Turkey is not part of the EEA or the European Free Trade Association but does, like tiny Andorra and San Marino, have a customs union with the EU. This means it faces no tariffs (taxes or duties on imports and exports) or quotas on industrial goods it sends to EU countries. The customs union does not apply to agricultural goods or services. Turkey also has no say on the tariffs it has to impose on goods it imports from non-EU countries, as it has to apply the EU's common external tariff to those goods and they are not involved in setting policies or regulations.


5. A hybrid model

It may be tempting to try to combine the best aspects of both the Norway and the Canada models, in the interests of achieving the continued certainty and market access afforded by the former along with the greater sovereignty and flexibility of the latter. These are unlikely to be simply a copy and paste exercise and the EU is unlikely to accept a form of “cherry-picking”.

It is possible that the outcome of negotiations might be a compromise solution, with the UK formally leaving the bloc and accepting partial restrictions on services and trade, and smaller contributions to the EU budget, in return for partial control over EU migration, via something like an emergency brake when inward migration breaches a specified threshold.


6. The default World Trade Organisation rules

A further option is going it alone as a member of the World Trade Organization. As of 2015, the WTO has 161 members. Under WTO rules, each member must grant the same ‘most favoured nation’ (MFN) market access, including charging the same tariffs, to all other WTO members. The only exceptions to this principle are that countries can choose to enter into free trade agreements, such as the EU or EFTA, and can give preferential market access to developing countries. As a WTO member, the UK’s exports to the EU and other WTO members would be subject to the importing countries’ MFN tariffs and would mean reduced access to EU markets for UK services.

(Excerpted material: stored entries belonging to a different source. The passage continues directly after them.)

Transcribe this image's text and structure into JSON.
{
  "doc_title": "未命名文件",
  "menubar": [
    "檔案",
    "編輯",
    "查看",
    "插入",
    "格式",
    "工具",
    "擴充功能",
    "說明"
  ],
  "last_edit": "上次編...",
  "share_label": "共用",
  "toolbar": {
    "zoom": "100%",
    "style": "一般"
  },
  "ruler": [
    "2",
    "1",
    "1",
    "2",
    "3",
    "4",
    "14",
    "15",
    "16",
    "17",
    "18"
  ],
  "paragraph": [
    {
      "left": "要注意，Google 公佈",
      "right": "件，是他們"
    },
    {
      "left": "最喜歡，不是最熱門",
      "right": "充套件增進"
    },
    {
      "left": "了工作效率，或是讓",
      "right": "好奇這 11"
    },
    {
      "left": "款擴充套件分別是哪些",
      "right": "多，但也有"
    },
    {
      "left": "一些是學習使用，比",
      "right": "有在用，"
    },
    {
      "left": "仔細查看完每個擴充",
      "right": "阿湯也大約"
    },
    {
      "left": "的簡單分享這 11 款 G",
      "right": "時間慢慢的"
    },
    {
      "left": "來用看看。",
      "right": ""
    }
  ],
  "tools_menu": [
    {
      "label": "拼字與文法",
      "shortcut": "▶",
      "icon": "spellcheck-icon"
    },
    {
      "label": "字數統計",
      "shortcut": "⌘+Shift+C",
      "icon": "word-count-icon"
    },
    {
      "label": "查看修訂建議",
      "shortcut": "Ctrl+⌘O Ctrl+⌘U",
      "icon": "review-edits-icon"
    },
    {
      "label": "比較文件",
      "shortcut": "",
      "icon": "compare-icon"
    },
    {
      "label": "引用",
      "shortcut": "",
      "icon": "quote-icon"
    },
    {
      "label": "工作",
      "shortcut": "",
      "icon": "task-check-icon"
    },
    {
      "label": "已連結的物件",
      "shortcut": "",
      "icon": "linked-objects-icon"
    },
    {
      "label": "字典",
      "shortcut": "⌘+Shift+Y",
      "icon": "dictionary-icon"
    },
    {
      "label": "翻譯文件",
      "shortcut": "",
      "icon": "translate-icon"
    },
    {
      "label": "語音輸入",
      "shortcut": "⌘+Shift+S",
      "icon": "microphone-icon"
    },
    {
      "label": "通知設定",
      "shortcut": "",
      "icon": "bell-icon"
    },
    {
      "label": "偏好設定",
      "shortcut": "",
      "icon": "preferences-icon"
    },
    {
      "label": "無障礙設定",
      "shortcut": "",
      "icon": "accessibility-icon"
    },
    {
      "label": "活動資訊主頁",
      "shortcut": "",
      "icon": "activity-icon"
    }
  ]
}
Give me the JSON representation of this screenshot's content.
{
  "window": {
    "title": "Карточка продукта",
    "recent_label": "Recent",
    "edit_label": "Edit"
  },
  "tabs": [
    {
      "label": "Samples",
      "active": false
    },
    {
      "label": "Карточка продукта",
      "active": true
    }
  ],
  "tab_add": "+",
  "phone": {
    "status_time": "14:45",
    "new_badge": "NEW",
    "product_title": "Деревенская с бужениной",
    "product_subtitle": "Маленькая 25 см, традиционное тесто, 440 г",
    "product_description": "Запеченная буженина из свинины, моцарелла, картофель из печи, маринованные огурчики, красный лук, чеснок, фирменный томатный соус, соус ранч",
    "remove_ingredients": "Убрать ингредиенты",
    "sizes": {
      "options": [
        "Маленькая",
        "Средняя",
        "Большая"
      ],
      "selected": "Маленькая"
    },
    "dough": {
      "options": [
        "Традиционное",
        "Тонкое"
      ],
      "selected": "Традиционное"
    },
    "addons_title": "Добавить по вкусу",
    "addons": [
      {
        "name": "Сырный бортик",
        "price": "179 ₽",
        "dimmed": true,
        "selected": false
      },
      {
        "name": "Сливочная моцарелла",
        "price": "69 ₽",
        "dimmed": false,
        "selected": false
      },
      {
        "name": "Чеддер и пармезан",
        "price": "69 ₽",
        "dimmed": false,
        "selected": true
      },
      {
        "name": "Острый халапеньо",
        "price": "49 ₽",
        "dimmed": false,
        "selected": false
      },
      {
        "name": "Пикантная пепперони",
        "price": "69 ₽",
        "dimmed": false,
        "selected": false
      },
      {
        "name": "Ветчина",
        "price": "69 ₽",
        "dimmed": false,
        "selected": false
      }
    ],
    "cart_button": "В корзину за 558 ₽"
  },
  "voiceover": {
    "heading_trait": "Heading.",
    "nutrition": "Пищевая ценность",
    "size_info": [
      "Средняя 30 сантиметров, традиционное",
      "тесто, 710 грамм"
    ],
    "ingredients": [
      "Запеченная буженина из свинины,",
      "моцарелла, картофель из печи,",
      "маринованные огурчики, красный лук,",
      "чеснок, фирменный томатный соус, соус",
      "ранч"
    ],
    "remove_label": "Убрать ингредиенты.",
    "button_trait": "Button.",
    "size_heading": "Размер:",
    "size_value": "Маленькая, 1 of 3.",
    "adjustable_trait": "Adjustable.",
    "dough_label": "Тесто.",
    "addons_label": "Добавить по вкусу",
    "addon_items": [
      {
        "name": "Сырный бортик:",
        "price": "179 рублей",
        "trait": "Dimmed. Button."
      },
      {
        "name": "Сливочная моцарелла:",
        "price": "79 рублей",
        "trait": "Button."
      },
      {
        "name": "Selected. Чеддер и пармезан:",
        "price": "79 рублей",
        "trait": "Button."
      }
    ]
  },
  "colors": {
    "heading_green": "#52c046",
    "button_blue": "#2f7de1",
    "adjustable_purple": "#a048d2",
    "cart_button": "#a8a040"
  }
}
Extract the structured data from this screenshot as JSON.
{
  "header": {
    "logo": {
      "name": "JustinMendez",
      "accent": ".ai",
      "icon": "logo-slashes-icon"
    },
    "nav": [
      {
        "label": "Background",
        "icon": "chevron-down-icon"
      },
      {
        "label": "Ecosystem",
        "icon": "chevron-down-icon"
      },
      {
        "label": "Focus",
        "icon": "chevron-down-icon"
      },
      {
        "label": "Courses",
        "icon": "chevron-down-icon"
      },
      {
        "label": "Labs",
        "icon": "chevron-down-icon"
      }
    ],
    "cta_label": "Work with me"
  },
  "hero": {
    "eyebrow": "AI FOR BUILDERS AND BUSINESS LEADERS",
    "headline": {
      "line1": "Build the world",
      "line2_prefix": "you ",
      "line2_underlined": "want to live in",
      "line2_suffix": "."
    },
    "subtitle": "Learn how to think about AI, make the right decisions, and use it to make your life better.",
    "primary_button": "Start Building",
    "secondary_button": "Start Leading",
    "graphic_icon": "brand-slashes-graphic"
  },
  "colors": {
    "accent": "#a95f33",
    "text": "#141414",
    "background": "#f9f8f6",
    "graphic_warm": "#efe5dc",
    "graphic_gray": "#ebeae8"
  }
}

Under this scenario the UK and EU would apply to each other the tariffs and other trade restrictions they apply to the rest of the world. Trade in services would be restricted but there would be no free movement of people or financial contribution, and no obligation to apply EU laws, although traded goods would still have to meet EU standards.


7. Britain could decide to retain full EU membership.  

This would be very difficult to sell politically, however, it may be promoted two years down the road when the options available have become clear. A deal like this may require a further public vote, either a general election or a second referendum, to create a mandate for its implementation. This would come at the price of intense disaffection with mainstream politics and is potentially too risky for either the conservative or labour parties to promote.


There is a wide range of negotiation paths that the UK might take and it will not be easy to negotiate an elegant exit. The EU needs to ensure that other countries are not tempted to follow a similar path and this is likely to be given a higher priority than being flexible with countries that have decided to leave. It is possible that the UK would be able to get a better deal than any current models in existence because it is such a big customer of European products. However, a sizeable portion of UK voters will view any compromise on total control of migration policy as betrayal of promises to restore national sovereignty.

The UK will have to wait in the EU departure lounge for at least two years, creating a period of uncertainty for businesses and investment. Reverting to the airline analogy, severe turbulence is possible, and while there is a chance of an upgrade, fears will prevail that the UK might end up in an uncomfortable middle seat.